Arctic Enrichment Trip

This August, I got to go on a 2.5-week trip to explore the Yukon Territory and Alaska with my department. The trip was absolutely incredible, and we got to see some of the most remote wilderness in the US.

Trip route, starting in Whitehorse, Yukon Territory, driving up to Deadhorse, and flying back out of Fairbanks, Alaska. Graphic from the trip t-shirt, designed by Maddie Lewis.
One of many gravel-bed rivers we crossed on the trip. One of the most interesting sights for me was all of the large, unmanaged rivers, particularly the Yukon!
We flew over the Kluane icefield in propeller planes, and this photo was taken after we landed on a glacier
A gold mining dredge outside Chicken, AK. These dredges are the size of houses, and would make their own lakes and conduct gold-panning on a large scale. Around towns like Dawson (where Jack London lived) they completely re-surfaced entire river floodplains.
Hike to an ice cave at the end of a glacier in the Wrangell-St Elias range
We took the Dalton Highway above the Arctic Circle, and stopped to do some short hikes. On this walk past the tree line, we foraged for wild blueberries which we made into cobbler. The highway is a gravel trucking road that is mainly used by 18-wheelers hauling equipment to the Prudhoe Bay oil fields.
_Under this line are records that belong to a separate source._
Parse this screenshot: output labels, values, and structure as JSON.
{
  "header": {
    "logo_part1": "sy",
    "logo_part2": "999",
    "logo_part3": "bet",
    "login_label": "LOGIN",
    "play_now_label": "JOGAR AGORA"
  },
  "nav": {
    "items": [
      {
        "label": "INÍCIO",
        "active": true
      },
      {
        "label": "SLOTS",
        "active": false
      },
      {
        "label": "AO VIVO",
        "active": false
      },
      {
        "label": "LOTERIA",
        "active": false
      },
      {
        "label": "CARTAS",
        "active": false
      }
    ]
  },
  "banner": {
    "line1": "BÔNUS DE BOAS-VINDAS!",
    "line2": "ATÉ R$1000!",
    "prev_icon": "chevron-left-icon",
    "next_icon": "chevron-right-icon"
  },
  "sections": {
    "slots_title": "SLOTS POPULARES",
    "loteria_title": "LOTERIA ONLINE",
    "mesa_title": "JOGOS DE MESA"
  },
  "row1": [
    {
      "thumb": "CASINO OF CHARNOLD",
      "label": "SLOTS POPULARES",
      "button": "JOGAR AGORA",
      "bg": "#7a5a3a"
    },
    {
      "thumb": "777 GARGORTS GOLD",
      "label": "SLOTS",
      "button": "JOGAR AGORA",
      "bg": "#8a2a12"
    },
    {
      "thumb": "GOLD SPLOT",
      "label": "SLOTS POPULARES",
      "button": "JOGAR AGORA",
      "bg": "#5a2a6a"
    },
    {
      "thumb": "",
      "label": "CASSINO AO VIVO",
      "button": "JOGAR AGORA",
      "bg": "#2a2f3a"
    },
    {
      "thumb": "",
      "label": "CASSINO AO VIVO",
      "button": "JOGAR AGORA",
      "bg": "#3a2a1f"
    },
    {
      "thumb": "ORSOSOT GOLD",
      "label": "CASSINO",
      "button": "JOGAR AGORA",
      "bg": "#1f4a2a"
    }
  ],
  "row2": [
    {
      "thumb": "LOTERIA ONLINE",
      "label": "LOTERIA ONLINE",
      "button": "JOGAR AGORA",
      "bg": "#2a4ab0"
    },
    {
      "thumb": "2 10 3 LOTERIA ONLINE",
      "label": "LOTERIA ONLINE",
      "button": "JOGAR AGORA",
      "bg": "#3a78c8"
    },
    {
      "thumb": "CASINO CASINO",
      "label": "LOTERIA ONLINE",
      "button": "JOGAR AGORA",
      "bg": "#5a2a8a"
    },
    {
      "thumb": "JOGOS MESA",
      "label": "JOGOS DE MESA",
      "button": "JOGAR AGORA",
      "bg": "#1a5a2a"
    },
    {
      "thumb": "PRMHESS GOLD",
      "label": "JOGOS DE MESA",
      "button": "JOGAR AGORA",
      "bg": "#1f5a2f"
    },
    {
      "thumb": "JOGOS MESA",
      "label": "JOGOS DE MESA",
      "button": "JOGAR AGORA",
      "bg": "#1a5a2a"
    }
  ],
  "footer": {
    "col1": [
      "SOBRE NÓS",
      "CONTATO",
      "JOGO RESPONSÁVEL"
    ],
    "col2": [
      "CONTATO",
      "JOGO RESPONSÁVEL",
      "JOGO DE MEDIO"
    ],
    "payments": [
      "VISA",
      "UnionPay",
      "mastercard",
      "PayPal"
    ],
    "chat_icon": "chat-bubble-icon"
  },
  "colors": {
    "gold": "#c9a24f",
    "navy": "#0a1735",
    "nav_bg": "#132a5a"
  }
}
The trans-Alaska pipeline was our constant companion on the Dalton, pictured here on the North Slope. It is raised above ground is permafrost areas, and extensively engineered to avoid damage by melting permafrost. It also crosses a major fault zone, where the pipeline sits on sliders so the ground can shift beneath it. In the background are some of the incredible geologic formations visible from the Dalton, covered in snow even in late August.